AdrienLE commented 5 years ago

Contrary to what the ability to set a "random seed" seems to imply, Atari does not provide an API to get randomness from the hardware. Rather the vast majority of games obtain their random seed from the user's early actions.

Another way for the game to seed their randomness is to take advantage of the fact that the initial RAM and register state up starting up the Atari 2600 is (somewhat) random. This seems to be used by games like Solaris. As far as I can tell, the initial random state of the RAM and registers is the primary effect of the random_seed attribute in the ALE. This means that the randomness is already entirely contained in the RAM and registers as soon as you are able to call clone_state, and clone_state does clone the RAM and register.

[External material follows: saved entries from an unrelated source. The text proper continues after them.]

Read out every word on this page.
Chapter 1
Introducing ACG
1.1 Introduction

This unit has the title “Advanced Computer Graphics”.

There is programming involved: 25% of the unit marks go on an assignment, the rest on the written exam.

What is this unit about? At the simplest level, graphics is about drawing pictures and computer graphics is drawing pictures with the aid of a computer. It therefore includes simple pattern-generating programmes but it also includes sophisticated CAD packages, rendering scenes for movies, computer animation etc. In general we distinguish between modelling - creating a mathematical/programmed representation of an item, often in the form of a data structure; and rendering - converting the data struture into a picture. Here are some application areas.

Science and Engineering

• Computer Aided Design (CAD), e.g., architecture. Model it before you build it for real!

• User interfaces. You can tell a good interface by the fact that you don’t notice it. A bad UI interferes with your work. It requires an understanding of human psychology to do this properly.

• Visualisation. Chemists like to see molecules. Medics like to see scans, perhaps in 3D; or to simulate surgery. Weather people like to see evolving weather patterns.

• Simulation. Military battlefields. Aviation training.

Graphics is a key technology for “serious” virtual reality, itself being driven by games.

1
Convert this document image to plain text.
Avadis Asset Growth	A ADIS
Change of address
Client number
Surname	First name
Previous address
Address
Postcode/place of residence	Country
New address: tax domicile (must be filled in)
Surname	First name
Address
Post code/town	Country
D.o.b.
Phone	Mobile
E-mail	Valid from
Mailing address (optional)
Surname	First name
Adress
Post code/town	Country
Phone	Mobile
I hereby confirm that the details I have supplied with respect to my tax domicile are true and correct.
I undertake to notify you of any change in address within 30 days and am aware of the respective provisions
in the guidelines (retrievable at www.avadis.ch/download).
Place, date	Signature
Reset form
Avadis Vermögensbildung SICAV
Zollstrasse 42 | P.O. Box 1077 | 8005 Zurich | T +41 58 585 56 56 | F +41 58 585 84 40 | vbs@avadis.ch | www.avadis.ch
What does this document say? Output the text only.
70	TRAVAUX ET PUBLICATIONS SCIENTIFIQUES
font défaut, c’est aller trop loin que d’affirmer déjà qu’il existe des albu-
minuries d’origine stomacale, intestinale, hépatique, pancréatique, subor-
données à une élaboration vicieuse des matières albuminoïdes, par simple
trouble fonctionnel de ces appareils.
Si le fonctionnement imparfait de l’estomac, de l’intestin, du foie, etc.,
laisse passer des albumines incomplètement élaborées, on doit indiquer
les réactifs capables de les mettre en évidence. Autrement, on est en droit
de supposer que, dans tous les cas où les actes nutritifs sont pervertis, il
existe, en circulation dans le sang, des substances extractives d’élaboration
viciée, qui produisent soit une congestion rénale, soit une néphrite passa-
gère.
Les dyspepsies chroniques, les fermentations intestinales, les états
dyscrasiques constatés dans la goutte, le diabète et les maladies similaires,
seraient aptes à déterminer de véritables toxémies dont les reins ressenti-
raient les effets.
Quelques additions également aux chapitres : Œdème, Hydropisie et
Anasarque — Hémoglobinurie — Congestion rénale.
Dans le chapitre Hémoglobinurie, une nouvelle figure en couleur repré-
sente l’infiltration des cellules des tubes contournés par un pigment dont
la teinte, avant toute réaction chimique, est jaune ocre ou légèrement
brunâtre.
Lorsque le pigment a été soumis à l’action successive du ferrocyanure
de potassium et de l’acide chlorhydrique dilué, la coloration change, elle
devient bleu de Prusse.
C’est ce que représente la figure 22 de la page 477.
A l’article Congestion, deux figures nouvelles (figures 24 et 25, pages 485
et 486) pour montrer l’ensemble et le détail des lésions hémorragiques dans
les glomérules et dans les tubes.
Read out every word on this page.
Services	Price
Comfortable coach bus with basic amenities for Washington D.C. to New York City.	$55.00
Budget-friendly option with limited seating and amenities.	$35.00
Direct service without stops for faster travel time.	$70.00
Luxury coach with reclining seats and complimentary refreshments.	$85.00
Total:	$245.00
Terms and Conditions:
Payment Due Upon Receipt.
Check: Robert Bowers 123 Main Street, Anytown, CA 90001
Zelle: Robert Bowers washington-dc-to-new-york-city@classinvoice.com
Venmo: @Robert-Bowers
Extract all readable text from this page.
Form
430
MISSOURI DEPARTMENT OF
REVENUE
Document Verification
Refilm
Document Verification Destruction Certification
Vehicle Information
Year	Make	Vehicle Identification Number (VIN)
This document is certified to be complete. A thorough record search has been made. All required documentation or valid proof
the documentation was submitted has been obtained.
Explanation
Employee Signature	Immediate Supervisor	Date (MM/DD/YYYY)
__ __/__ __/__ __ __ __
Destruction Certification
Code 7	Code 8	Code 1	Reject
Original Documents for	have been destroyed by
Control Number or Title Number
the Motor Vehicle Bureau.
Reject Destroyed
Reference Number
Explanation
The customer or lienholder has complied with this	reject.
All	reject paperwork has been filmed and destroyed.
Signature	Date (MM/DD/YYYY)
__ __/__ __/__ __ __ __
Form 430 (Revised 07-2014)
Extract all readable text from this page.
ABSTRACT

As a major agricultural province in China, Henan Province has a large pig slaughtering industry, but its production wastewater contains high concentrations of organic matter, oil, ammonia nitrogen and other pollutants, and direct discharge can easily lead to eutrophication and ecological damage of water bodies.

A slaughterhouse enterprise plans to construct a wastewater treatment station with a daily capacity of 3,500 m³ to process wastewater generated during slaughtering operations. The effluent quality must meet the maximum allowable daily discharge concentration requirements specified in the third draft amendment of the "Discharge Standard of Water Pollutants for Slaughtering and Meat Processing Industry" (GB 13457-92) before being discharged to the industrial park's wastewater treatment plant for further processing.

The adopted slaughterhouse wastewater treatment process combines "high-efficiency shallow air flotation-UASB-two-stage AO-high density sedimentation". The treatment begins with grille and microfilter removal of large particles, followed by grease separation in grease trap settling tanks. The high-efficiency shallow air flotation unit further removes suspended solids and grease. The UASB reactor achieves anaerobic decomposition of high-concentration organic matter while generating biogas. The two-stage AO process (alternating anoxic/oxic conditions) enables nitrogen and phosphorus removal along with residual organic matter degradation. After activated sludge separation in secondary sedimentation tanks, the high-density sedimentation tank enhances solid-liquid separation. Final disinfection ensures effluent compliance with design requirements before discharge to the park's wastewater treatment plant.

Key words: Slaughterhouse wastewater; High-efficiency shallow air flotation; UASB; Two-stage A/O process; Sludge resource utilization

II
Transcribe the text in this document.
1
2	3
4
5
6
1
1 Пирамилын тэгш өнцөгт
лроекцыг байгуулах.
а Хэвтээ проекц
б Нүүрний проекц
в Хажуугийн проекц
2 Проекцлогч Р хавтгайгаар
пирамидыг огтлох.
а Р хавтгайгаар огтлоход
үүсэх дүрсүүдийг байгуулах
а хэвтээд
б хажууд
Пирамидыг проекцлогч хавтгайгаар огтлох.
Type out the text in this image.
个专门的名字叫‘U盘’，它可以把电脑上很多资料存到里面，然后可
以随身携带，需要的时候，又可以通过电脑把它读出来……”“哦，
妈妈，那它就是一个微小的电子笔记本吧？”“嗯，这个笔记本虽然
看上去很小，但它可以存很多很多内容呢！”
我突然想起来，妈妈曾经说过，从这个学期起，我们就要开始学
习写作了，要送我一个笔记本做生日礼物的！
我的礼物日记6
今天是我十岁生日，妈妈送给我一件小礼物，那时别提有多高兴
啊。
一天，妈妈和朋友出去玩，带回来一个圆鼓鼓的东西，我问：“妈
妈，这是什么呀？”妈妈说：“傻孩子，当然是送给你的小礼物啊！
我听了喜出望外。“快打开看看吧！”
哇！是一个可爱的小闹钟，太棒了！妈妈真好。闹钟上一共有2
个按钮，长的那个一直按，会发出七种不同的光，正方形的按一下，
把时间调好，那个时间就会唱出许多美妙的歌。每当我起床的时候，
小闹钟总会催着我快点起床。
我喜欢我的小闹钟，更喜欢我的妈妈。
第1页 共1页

Note that Stella (the underlying emulator) does have a random number generator and that its state is included when calling clone_full_state and not included when calling clone_state... The only problem is that by the time you can call clone_state it is nearly impossible that the rng will be called again in a way that meaningfully impacts the games.

If you search for randGenerator in the Stella codebase (https://github.com/stella-emu/stella/search?p=1&q=randgenerator&unscoped_q=randgenerator), you'll find that almost all of its uses are to initialize the RAM and registers and all uses outside of that seem highly unlikely to actually be called.

YuhangSong commented 5 years ago

Thanks a lot. It's been very helpful!